Vai johnny vai! vai!
 
Johnny B. Goode...
etichetta 45 USA
45 europa ristampa
CURIOSITA':
  • “B. Goode” richiama sia l’indirizzo dove Berry nacque (Goode Avenue a St. Louis) sia l’espressione inglese “be good” (“sii bravo / comportati bene”), come a dire: se segui il tuo talento e “fai il bravo”, puoi arrivare lontano
  • Una curiosità importante è che in una prima versione Berry non cantava “country boy”, ma “coloured boy”; cambiò poi il verso per evitare problemi per i passaggi radiofonici in un’America ancora segnata dalla segregazione razziale. Molti critici sottolineano anche la dimensione razziale implicita ovvero la storia di un ragazzo nero che cerca spazio in un’America ancora segregata.
  • La storia del protagonista è ambientata in Louisiana, ma Berry era di Saint Louis, Missouri: per quelli che considerano il brano autobiografico, possiamo dire che lo sia nello spirito ma non nei dettagli geografici.
  • Berry scrisse un seguito alla nostra canzone intitolato “Bye Bye Johnny”. Il testo racconta il momento in cui Johnny lascia la sua casa per inseguire il sogno di diventare una star del rock, visto dal punto di vista della madre. La canzone si apre con la madre che accompagna Johnny alla stazione: ha risparmiato soldi vendendo la frutta per potergli pagare il biglietto del treno verso la California, terra delle opportunità e della musica. Durante il viaggio, Johnny suona la chitarra e affascina i passeggeri, segno che il suo talento è già evidente. Arrivato a destinazione, trova la sua strada nella musica, forma una band e comincia a esibirsi, mentre la madre rimane a casa sperando di rivederlo e di sentir parlare di lui alla radio o in televisione. L’atmosfera è un misto di orgoglio e malinconia: la madre è fiera del figlio ma soffre per la distanza, e il ritornello “Bye bye, Johnny” sottolinea proprio questo addio pieno di speranza.

I LUOGHI:
  • Louisiana. Confinante con Texas, Arkansas e Mississippi, e bagnata a sud dal golfo del Messico, la sua capitale è Baton Rouge, mentre la città più grande e famosa è New Orleans. […] Il clima è subtropicale umido con estati lunghe e umide e inverni miti e brevi. Le precipitazioni sono frequenti durante tutto l'anno, in particolare nel mese di ottobre mentre l'estate è leggermente più asciutta.  [...] Il nome: La Louisiane (Louisiana) ovvero la Terra di Louisin è in onore di Luigi XIV di Francia. (Wikipedia)

LE DATE:
  • 31 marzo 1958 venne lanciata la canzone dopo alcuni anni di gestazione; Charles Edward Anderson (Chuck) Berry era nato il 18 ottobre 1926 e quindi era più che trent’enne all’epoca dell’uscita del brano. Dopo una vita alquanto travagliata ma piena di successi ed anche di ricchezza, Berry lasciò questo mondo per un arresto cardiaco il 18 marzo 2017.

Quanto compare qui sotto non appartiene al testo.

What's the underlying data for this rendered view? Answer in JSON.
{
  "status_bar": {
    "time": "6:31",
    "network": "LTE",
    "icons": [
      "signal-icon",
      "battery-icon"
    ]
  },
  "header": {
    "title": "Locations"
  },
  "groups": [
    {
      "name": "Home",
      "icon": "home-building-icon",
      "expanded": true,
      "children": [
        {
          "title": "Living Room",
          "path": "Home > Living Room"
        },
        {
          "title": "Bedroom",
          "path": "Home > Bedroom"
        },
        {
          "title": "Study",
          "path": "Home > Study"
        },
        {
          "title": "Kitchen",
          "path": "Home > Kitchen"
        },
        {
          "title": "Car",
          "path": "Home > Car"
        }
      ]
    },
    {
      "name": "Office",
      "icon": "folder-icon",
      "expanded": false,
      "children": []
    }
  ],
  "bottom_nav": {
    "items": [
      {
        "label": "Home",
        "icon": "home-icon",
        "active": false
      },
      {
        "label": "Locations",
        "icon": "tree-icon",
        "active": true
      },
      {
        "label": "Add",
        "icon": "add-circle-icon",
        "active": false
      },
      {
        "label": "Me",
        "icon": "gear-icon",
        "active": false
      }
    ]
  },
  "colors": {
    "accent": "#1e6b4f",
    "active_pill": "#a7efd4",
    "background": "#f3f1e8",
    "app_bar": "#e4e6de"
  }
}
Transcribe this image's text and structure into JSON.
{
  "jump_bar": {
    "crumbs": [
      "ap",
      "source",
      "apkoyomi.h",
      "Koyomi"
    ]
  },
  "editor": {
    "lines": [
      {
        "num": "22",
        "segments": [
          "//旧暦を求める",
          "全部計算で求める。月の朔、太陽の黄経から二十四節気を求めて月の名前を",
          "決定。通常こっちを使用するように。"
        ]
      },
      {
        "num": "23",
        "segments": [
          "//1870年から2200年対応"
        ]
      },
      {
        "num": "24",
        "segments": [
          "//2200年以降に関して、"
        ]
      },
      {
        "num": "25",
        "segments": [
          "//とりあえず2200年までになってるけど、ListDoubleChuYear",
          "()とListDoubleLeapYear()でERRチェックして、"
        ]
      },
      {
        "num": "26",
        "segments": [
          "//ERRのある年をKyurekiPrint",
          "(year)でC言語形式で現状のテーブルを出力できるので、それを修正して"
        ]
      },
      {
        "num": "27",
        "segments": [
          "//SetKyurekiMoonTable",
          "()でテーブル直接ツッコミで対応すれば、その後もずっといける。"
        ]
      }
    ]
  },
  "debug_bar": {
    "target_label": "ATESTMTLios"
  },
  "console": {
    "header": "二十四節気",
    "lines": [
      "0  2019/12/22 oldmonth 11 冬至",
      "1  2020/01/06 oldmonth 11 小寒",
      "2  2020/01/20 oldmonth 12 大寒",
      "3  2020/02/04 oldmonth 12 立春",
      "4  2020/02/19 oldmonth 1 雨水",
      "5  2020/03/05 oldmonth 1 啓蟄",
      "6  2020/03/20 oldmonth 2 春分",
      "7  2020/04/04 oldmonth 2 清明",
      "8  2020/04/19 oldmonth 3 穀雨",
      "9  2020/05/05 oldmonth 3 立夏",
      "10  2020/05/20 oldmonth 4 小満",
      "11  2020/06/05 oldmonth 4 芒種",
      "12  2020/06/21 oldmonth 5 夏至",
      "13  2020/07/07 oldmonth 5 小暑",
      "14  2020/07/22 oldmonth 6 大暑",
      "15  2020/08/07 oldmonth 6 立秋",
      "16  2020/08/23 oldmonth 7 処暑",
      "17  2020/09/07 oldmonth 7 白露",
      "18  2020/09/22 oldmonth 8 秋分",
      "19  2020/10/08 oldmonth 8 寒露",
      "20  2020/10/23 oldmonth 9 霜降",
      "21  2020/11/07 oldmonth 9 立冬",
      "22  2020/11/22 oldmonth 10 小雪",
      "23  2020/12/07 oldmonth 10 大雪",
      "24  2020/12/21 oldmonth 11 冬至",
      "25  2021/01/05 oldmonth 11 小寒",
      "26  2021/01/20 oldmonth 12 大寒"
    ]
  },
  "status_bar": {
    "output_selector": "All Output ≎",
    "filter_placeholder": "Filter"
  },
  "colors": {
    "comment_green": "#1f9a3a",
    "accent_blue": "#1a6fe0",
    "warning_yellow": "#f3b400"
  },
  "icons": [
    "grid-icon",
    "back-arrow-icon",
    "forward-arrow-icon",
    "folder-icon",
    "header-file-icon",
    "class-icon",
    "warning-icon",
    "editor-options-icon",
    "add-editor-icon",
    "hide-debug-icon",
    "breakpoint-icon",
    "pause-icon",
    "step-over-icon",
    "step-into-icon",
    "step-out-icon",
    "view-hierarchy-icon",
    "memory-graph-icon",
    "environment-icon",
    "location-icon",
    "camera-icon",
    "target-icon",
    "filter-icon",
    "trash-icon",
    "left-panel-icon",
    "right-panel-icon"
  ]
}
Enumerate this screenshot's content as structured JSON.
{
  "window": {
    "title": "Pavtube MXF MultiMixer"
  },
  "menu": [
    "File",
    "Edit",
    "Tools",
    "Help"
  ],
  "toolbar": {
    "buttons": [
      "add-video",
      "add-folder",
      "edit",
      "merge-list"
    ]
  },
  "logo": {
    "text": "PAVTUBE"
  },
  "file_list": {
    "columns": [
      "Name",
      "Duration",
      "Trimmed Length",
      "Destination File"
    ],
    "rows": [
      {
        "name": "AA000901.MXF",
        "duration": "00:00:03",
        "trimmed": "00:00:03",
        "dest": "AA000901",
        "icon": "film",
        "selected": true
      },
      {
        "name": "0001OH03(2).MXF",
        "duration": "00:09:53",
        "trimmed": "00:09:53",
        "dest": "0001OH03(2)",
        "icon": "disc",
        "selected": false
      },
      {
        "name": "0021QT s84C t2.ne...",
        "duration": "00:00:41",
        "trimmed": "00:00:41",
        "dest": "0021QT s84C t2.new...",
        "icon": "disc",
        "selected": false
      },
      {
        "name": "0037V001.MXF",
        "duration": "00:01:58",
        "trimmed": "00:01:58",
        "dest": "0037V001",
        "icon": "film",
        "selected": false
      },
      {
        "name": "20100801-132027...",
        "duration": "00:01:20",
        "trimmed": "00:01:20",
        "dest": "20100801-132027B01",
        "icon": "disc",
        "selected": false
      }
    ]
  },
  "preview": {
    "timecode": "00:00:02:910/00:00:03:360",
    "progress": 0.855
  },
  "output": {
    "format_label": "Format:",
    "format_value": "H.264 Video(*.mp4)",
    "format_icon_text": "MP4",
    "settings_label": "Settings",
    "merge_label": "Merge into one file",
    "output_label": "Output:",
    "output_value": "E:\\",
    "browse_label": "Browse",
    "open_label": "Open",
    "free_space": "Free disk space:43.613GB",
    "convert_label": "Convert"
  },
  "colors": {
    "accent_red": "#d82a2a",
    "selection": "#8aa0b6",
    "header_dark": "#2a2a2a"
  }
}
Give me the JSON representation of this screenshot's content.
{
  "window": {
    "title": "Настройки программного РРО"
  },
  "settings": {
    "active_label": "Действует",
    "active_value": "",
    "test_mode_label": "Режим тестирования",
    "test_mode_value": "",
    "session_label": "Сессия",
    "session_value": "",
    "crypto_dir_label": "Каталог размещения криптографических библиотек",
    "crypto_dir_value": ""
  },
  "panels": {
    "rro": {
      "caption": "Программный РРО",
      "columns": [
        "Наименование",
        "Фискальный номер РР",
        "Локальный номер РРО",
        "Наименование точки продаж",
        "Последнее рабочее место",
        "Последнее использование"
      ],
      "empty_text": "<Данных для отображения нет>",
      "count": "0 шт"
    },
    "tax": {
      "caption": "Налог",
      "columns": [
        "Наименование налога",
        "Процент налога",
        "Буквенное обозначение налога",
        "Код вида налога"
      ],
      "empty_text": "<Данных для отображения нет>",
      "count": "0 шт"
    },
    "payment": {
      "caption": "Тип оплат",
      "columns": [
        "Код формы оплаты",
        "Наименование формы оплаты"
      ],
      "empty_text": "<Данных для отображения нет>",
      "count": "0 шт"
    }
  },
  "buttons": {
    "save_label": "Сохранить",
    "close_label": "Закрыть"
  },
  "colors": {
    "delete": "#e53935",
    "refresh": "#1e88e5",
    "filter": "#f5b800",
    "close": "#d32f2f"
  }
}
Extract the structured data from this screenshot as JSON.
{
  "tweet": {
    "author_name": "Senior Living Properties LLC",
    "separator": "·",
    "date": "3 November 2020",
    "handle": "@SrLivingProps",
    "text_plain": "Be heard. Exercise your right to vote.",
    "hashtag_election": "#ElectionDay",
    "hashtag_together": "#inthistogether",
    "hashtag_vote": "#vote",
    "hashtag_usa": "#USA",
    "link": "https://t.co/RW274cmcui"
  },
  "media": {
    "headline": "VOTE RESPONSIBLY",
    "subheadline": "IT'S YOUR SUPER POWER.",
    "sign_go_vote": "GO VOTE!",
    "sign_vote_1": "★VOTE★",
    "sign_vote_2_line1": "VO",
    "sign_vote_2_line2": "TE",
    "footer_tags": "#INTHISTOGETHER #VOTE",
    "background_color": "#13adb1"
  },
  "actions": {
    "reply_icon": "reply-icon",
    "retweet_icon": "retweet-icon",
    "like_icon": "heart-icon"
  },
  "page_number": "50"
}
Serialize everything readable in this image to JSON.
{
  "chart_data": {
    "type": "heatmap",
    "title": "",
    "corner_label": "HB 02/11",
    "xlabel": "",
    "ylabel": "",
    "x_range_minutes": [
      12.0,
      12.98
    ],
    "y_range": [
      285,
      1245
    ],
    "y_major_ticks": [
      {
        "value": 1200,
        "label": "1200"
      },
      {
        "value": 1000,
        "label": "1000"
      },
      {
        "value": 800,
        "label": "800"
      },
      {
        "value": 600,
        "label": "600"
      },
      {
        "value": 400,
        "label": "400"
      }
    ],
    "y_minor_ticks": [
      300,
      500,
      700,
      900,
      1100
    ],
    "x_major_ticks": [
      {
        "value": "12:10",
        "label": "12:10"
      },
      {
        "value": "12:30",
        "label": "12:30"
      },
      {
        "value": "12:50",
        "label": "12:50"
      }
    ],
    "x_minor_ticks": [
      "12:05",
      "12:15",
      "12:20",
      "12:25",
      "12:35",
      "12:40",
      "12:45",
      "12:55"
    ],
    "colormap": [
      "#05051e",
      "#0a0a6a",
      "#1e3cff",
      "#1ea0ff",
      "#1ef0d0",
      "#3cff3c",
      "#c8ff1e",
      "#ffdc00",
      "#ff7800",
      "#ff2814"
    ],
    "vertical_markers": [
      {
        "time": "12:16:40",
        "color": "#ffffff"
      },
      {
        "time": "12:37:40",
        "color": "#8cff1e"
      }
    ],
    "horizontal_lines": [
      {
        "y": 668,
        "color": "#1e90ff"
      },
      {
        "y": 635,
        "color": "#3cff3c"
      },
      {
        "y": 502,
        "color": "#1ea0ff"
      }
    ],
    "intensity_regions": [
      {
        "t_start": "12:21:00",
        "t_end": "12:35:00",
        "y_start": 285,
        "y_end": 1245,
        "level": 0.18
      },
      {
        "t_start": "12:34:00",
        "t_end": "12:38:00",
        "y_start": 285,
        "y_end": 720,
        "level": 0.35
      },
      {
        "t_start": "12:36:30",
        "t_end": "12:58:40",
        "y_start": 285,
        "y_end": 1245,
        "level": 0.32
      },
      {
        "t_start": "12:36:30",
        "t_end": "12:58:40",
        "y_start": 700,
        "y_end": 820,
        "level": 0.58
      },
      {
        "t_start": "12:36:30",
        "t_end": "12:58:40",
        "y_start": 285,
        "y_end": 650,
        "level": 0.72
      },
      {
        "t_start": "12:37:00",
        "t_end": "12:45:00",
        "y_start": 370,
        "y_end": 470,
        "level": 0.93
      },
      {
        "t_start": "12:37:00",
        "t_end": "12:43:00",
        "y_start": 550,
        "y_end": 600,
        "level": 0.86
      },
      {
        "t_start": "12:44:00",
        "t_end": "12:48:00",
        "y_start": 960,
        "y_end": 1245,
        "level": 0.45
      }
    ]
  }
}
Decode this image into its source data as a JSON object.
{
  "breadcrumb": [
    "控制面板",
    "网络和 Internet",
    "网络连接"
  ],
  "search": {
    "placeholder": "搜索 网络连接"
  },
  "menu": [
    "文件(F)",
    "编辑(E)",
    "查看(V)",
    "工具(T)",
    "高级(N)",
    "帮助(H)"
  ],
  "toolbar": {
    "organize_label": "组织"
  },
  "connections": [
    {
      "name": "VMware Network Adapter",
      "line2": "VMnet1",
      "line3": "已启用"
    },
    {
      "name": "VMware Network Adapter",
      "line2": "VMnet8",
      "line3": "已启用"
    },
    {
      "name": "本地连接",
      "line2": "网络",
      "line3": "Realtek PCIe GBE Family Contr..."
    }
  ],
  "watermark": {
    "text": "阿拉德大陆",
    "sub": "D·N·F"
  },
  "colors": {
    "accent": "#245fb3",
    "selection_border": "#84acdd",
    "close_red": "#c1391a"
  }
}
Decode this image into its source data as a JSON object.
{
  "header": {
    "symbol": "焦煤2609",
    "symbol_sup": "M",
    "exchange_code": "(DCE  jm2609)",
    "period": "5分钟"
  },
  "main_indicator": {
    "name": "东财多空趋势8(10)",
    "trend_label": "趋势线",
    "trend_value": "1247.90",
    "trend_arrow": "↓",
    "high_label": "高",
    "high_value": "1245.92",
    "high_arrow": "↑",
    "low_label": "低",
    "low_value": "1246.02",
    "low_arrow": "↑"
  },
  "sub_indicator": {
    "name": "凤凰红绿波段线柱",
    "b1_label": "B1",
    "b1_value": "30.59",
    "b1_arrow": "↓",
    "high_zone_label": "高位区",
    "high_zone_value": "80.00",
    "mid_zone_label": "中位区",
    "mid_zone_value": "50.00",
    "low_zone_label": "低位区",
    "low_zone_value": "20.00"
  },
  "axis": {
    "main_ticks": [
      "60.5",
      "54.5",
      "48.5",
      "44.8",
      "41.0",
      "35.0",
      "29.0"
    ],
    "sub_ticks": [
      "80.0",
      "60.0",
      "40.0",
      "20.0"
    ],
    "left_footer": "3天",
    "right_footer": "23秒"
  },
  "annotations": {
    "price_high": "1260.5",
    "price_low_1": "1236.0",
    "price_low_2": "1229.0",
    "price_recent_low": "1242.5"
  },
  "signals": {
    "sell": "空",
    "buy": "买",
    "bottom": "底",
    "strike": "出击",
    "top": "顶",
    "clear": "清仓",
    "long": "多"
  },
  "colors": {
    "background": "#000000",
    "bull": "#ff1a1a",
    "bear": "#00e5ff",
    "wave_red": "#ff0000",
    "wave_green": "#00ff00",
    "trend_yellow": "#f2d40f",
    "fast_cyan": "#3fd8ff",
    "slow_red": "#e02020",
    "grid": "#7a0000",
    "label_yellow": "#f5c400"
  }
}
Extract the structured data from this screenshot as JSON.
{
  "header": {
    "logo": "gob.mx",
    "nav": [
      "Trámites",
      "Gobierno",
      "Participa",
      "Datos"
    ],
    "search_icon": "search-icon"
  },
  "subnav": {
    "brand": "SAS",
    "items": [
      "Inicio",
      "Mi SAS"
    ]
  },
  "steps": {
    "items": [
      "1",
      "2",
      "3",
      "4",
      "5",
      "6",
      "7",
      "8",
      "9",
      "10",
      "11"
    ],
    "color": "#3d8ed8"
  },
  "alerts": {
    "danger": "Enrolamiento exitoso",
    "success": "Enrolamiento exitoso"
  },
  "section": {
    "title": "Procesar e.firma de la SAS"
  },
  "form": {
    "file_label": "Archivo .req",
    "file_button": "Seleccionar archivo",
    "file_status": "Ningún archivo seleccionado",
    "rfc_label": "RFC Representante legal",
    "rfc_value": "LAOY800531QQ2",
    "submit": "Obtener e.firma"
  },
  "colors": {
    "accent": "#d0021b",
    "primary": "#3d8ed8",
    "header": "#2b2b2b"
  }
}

LE COVER: (dal sito secondhandsongs.com)
  • Quasi quattrocento sono le reinterpretazioni e la lista dei famosi è veramente lunga, tanto che riporto solo i più famosi in stretto ordine alfabetico: AC/DC (live), Aerosmith, Beach Boys (live), Bill Haley & His Comets, Bon Jovi (live), cantata dal vivo insieme a Scorpions e Cinderella, Bruce Springsteen (live), Buddy Holly, Carlos Santana, Elton John, Elvis Presley, Green Day (live), Huey Lewis and The News, Jerry Lee Lewis, Jimi Hendrix (live), Judas Priest, Julian Lennon, Led Zeppelin (live), Little Tony, Lynyrd Skynyrd (live), Men at Work, Mina, Motorhead (Live At Ed Sullivan Show), Peter Tosh, Prince (live), Status Quo, Stray Cats, The Grateful Dead, The Sex Pistols, Vasco Rossi (live).

ALTRE TRE CANZONI IN CINQUE RIGHE:
  • Tre monumenti, tre pietre miliari del rock and roll, da riascoltare con piacere senza aggiungere null'altro: “Roll Over Beethoven” del 1956, “Sweet Little Sixteen” del 1958 e “Back in the U.S.A.” del 1959. Può bastare?